Press Release
RNs to Provide Medical Care to Asylum Seekers As Feds Reveal More Child Deaths in U.S. Custody
Nurses available for interviews May 25 – 27
Registered nurses with the Registered Nurse Response Network (RNRN) will return to Tucson, Ariz. this weekend to provide critical medical aid to asylum seekers. RNRN, a disaster-relief project of the California Nurses Foundation (CNF) and National Nurses United (NNU), is working with Casa Alitas, a shelter operated by Catholic Community Services of Southern Arizona, as hundreds of migrants are expected to arrive this weekend.
“My heart goes out to the people who are trying to find a better way of life,” said Alison Royal, a registered nurse working in Arizona. “I am honored to go to do whatever I can, whether that is providing someone a blanket or assessing a wound.”
The nurses are deploying to Tucson just days after federal officials announced that another teenager has died in U.S. custody. Sixteen-year-old Carlos Gregorio Hernandez Vasquez of Guatemala died Monday after being held in a Texas detention center for a week. Hernandez had been diagnosed with the flu but had not been hospitalized. He was the fifth migrant child to die in federal custody in recent months. A sixth child, a 2-year-old boy, died on May 14 after he and his mother were released from custody and after he spent weeks at a children’s hospital in El Paso.

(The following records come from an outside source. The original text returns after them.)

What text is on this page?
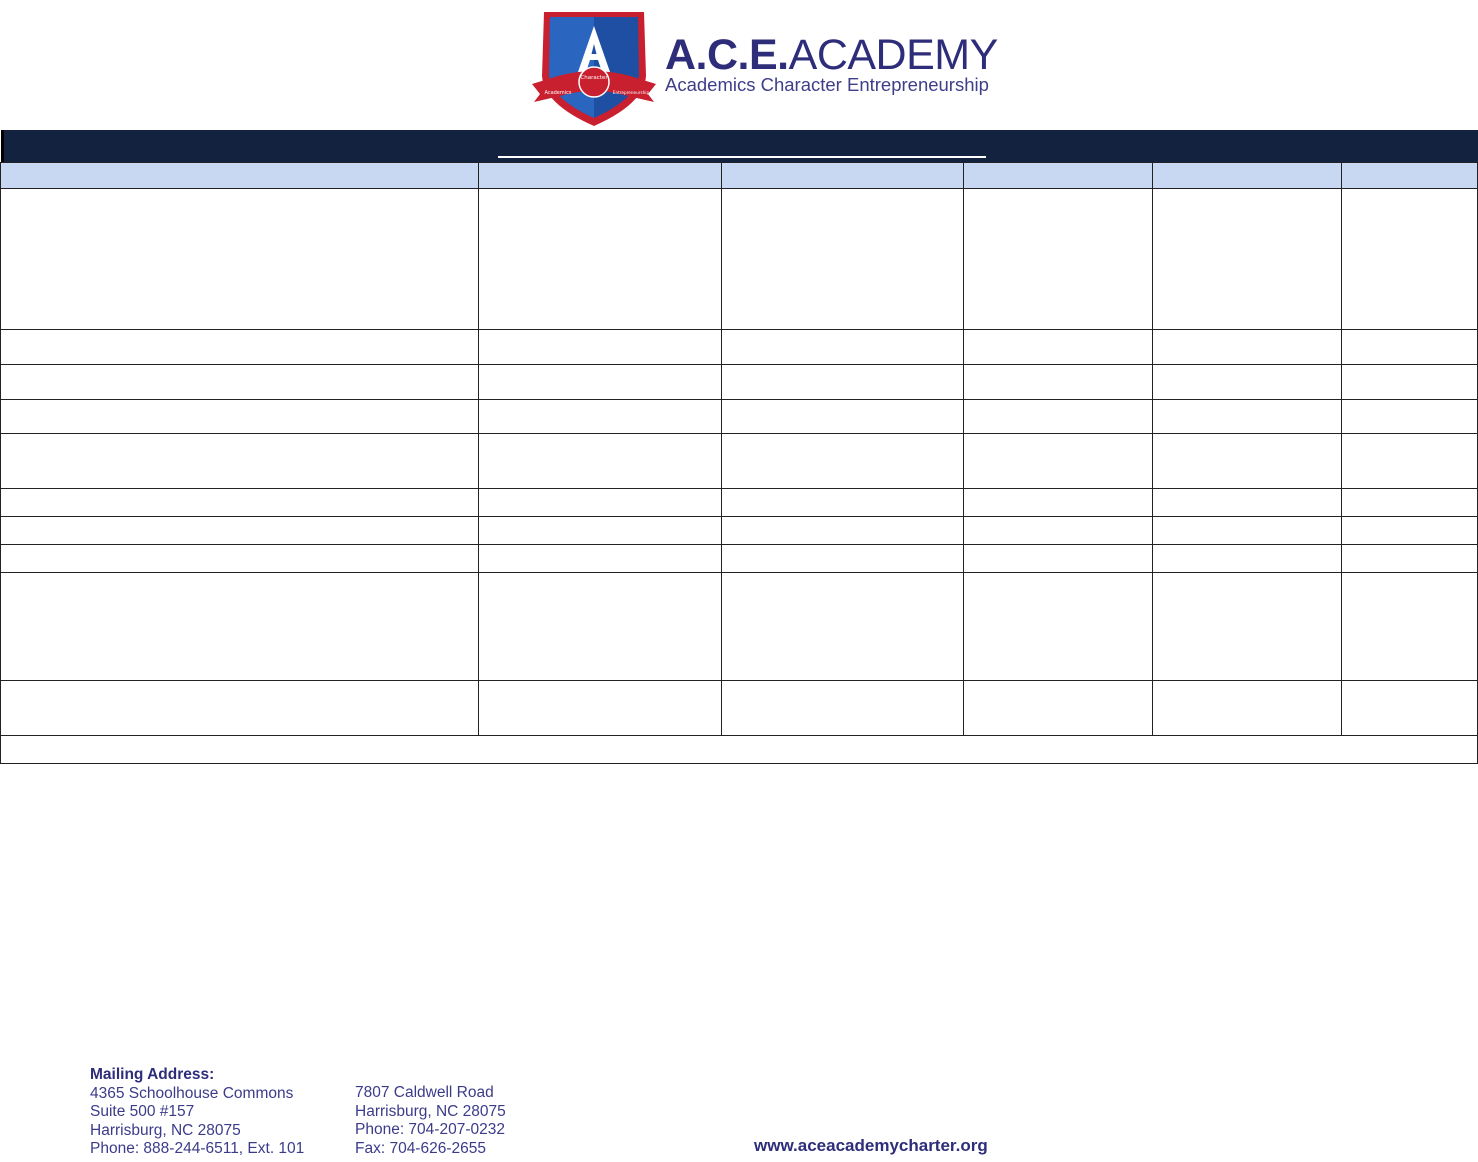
Character
Academics	Entrepreneurship
A.C.E.ACADEMY
Academics Character Entrepreneurship

Mailing Address:
4365 Schoolhouse Commons
Suite 500 #157
Harrisburg, NC 28075
Phone: 888-244-6511, Ext. 101
7807 Caldwell Road
Harrisburg, NC 28075
Phone: 704-207-0232
Fax: 704-626-2655	www.aceacademycharter.org
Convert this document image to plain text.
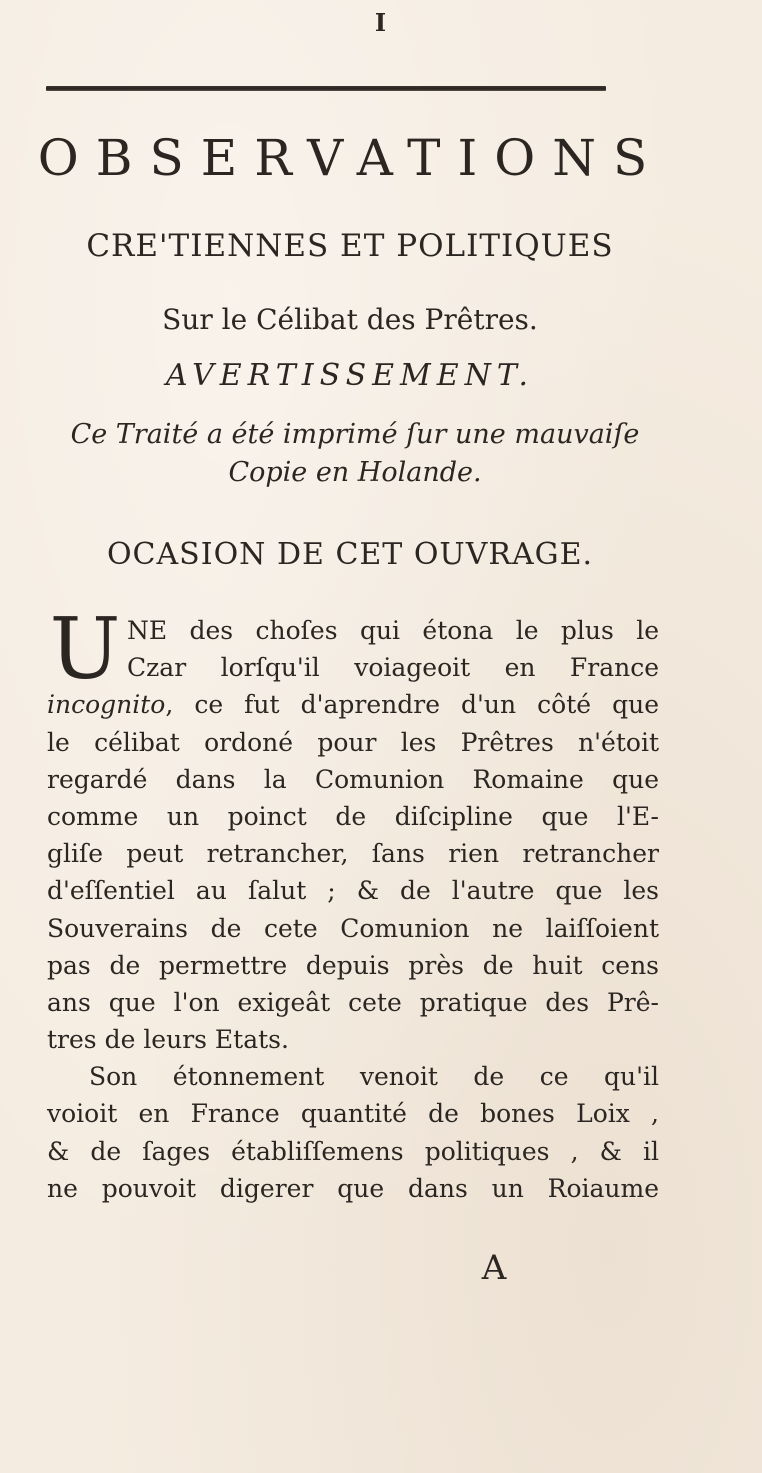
I
OBSERVATIONS
CRE'TIENNES ET POLITIQUES
Sur le Célibat des Prêtres.
AVERTISSEMENT.
Ce Traité a été imprimé ſur une mauvaiſe
Copie en Holande.
OCASION DE CET OUVRAGE.
U NE des choſes qui étona le plus le
Czar lorſqu'il voiageoit en France
incognito, ce fut d'aprendre d'un côté que
le célibat ordoné pour les Prêtres n'étoit
regardé dans la Comunion Romaine que
comme un poinct de diſcipline que l'E-
gliſe peut retrancher, ſans rien retrancher
d'eſſentiel au ſalut ; & de l'autre que les
Souverains de cete Comunion ne laiſſoient
pas de permettre depuis près de huit cens
ans que l'on exigeât cete pratique des Prê-
tres de leurs Etats.
Son étonnement venoit de ce qu'il
voioit en France quantité de bones Loix ,
& de ſages établiſſemens politiques , & il
ne pouvoit digerer que dans un Roiaume
A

Nurses from previous RNRN deployments to Tucson have shared their concerns about the treatment of detainees, noting that many reported having their medications taken from them, and shared stories of inadequate medical care while in custody.
Nurses report that many migrants show signs of PTSD, trauma, dehydration, and exhaustion, as well as cold and flu symptoms.
Some of the migrants' deteriorated medical states appear to have been exacerbated by unhealthy conditions while in federal detention. Migrants have told RNRN volunteers that they were housed in fenced cages with concrete floors and cold temperatures without adequate bedding or clothing for warmth. Many migrants described a lack of sufficient food and water available for them in federal detention facilities.
Ada Bajada, a registered nurse from San Francisco, says she feels compelled to provide care to the asylum seekers because of her own history “It is important for me to go to Tucson because my family is from El Salvador. We came over when I was 10 months old because of the civil war, so the story of these asylum seekers, is my story.”
RNRN began sending teams of nurses to Casa Alitas in February. Since the first RNRN deployment to Tucson, the shelter has provided care to some 8,000 migrants.
RNRN volunteer nurses have cared for thousands of patients during disaster relief and humanitarian assistance deployments that include the South Asian tsunami (2004); Hurricanes Katrina and Rita (2005); the Haiti earthquake (2010); Super Typhoon Haiyan/Yolanda (2013); Continuing Promise with the Department of Defense (2010, 2015); Hurricanes Harvey and Maria (2017); Volcan de Fuego Relief in Guatemala (2018), Hurricane Michael (2018); and the Camp Fire in Butte County, Calif. (2018); and ongoing deployments to the Arizona border to provide medical care to asylum seekers (2019).